The diagnosis of AIT typically involves an increase in the levels of one or both free fractions of thyroid hormones and a decrease in TSH levels. Antithyroid antibodies, such as antibodies to antithyroid peroxidase, are usually positive in AIT type 1 and negative in AIT type 2, although their presence is not obligatory for establishing the diagnosis of AIT type 1.

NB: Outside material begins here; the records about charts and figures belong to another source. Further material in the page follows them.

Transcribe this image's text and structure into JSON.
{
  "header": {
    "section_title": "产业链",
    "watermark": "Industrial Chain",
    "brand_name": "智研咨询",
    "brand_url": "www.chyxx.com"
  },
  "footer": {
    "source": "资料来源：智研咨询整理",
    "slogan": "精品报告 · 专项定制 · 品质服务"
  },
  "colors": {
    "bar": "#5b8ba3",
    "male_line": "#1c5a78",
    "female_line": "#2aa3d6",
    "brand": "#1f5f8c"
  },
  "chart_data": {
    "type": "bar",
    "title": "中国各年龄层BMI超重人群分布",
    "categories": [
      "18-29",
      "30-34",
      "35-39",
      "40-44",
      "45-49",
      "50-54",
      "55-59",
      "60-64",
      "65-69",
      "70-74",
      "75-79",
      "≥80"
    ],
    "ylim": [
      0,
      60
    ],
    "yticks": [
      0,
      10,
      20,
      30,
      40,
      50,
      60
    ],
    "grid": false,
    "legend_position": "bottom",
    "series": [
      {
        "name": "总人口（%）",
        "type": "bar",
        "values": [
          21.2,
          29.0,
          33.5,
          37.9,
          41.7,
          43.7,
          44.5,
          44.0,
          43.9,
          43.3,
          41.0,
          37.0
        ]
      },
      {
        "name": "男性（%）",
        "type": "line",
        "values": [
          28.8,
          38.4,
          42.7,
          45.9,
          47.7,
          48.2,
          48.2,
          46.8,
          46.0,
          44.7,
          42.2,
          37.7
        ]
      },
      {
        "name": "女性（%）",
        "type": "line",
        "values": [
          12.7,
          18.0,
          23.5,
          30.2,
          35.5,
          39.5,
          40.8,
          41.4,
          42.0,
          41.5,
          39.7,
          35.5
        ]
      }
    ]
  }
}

Conclusion. Recent studies allow for the optimization of management strategies for patients with AIT. It is crucial to determine the type of AIT, as the treatment approach depends on it. Prior to initiating amiodarone therapy, it is necessary to assess thyroid gland function in all patients. Differential diagnosis of thyrotoxicosis syndrome is essential, as identifying the type of thyrotoxicosis is crucial due to the varying therapeutic approaches. Therefore, the investigation of both type 1 and type 2 AIT remains relevant due to conflicting data on the effectiveness of different treatment approaches (depending on the type of AIT) from various studies [10].

Thorough diagnostic evaluation of the thyroid gland's condition prior to amiodarone administration, as well as during follow-up in patients receiving long-term amiodarone treatment, especially at doses exceeding 200 mg/day, is highly necessary due to the potential development of serious complications during therapy.